Baca juga: Misteri Pagar Laut Sepanjang 30 KM di Pesisir Tangerang, Pemda Tak Tahu Punya Siapa
KKP sebelumnya juga telah melakukan diskusi publik mengenai pemagaran sepanjang 30,16 kilometer di perairan Laut Tangerang, Provinsi Banten.
Anggota Ombudsman RI, Hery Susanto, menekankan pentingnya kerjasama antar lembaga untuk menyelesaikan masalah tersebut.
Dia menambahkan bahwa Ombudsman dapat melakukan penyelidikan jika ditemukan indikasi malpraktik, seperti penerbitan Sertifikat Hak Milik (SHM) di wilayah laut, yang hasilnya bisa menjadi dasar tindakan hukum lebih lanjut.
Ketua Umum Himpunan Ahli Pengelolaan Pesisir Indonesia (HAPPI), Rasman Manafi, mengungkapkan bahwa pemagaran laut bertentangan dengan prinsip keadilan dalam pengelolaan ruang laut.
Dia juga mendorong peningkatan pengawasan untuk mencegah privatisasi ruang laut dan memastikan partisipasi masyarakat dalam pengelolaannya.
Direktur Pengawasan Sumber Daya Kelautan Ditjen PSDKP KKP, Sumono Darwinto, menilai bahwa pelanggaran serupa juga terjadi di berbagai daerah yang tidak memiliki KKPRL.
Dia mengingatkan bahwa pelanggar dapat dikenakan sanksi administratif, seperti denda atau bahkan pembongkaran.
Kepala Dinas Kelautan dan Perikanan (DKP) Provinsi Banten, Eli Susiyanti, melaporkan bahwa pemagaran sepanjang 30,16 km di Tangerang telah mengganggu ribuan nelayan dan pembudidaya ikan.
DKP mulai menerima laporan tentang hal ini sejak Juni 2024 dan melakukan inspeksi lapangan pada September 2024 untuk mencari solusi.

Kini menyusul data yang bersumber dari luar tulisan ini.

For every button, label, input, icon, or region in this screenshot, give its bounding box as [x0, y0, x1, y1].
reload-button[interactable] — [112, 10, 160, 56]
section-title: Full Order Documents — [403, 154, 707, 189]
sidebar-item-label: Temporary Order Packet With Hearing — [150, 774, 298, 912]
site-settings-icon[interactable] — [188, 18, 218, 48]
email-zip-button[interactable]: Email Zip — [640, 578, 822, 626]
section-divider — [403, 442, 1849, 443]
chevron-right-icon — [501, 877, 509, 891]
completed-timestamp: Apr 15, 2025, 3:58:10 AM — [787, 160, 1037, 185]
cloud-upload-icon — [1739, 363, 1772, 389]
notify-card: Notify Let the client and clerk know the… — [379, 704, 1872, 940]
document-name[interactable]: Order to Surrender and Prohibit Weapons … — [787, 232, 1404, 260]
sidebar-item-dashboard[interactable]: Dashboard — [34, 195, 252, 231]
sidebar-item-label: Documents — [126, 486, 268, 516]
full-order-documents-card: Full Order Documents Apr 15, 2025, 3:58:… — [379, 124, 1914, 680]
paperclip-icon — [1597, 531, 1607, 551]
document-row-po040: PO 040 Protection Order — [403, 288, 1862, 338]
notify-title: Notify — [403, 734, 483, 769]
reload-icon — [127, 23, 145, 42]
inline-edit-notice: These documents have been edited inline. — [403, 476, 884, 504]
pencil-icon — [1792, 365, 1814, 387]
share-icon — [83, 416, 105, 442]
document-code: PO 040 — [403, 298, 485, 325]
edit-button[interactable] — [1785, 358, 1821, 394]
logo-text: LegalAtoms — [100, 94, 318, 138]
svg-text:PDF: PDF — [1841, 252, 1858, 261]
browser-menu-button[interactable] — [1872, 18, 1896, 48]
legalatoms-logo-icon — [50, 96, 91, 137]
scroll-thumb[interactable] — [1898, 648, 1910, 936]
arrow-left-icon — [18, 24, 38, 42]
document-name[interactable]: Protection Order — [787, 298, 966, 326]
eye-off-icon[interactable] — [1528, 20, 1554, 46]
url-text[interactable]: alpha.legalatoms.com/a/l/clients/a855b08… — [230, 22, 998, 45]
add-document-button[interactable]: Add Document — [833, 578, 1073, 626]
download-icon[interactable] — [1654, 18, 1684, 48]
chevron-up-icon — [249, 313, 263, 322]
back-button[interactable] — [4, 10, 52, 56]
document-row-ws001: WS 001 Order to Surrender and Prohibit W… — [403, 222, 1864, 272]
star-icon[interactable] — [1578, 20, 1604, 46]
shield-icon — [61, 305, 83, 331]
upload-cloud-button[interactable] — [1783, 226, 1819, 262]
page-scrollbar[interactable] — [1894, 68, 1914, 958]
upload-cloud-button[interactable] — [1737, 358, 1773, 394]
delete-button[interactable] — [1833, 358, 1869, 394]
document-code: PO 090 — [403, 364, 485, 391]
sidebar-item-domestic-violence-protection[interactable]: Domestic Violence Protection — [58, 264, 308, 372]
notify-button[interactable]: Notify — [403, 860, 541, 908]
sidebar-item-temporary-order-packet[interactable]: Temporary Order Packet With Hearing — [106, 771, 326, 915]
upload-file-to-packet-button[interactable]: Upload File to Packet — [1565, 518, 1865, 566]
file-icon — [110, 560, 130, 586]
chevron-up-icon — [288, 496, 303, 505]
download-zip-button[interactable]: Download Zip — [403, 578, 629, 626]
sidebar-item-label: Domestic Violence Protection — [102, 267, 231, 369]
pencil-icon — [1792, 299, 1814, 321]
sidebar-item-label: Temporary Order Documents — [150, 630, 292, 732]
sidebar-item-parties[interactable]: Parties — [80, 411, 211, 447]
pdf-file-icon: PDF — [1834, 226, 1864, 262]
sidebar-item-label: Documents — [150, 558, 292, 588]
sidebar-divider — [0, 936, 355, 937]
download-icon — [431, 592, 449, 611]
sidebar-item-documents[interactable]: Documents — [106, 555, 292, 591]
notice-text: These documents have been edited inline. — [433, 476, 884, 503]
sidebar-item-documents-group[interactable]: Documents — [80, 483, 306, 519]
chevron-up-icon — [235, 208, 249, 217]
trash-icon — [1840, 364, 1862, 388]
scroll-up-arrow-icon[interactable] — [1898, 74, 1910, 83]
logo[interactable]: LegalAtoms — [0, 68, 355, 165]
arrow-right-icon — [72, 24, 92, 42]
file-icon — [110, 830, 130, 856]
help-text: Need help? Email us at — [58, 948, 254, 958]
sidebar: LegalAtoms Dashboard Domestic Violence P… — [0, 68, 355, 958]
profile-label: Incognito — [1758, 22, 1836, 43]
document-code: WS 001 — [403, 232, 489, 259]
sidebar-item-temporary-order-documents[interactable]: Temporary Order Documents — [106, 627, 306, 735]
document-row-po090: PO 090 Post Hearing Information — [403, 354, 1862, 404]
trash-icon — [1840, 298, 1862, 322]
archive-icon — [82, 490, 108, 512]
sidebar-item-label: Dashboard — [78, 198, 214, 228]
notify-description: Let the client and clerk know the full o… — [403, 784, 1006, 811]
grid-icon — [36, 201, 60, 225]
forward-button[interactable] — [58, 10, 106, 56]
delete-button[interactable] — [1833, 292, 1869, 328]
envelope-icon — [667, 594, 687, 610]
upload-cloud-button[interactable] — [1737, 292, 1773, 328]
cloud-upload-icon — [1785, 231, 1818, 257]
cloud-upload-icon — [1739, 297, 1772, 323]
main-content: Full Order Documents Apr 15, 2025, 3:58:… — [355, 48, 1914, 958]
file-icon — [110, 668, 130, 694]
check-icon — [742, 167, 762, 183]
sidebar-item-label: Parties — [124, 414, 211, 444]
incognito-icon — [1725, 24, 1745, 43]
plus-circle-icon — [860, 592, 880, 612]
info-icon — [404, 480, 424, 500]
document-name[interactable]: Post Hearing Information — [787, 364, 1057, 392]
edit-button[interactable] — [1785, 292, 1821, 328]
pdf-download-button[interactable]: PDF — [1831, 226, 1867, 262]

Analis Pertanahan, Paberio Napitupulu, menyatakan bahwa Kementerian ATR/BPN dapat mencabut sertifikat yang diterbitkan secara tidak sah untuk memastikan bahwa hanya wilayah darat yang dapat memiliki sertifikat hak atas tanah.
Baca juga: Viral Turis Kena Palak Tarif Tambahan di Tengah Laut
Sementara itu, Plt. Direktur Penataan Ruang Laut KKP, Suharyanto, menekankan pentingnya pengawasan untuk menghindari privatisasi ruang laut.
Ia menambahkan bahwa pemberian SHM di ruang laut bertentangan dengan UUD 1945, karena dapat merugikan hak masyarakat tradisional.
KKP telah melakukan investigasi sejak September 2024, termasuk menganalisis peta citra satelit dan rekaman geotagging selama 30 tahun terakhir. Hasilnya menunjukkan bahwa area tersebut tidak pernah berupa daratan dan didominasi oleh sedimentasi, bukan abrasi.
Diskusi yang melibatkan 16 kepala desa terkait pemagaran laut, perwakilan nelayan, dan pemerintah daerah maupun pusat ini bertujuan untuk memperluas pemahaman masyarakat tentang kewajiban KKPRL dalam pemanfaatan ruang laut serta menampung aspirasi masyarakat pesisir.
Suharyanto menyatakan bahwa kegiatan ini sejalan dengan arahan Menteri Kelautan dan Perikanan, Sakti Wahyu Trenggono, yang mendorong sinergi antara pemerintah, masyarakat, dan pemangku kepentingan lainnya.
"Kolaborasi ini diharapkan dapat menciptakan ruang laut yang sehat, aman, dan produktif untuk kesejahteraan bangsa," kata Suharyanto.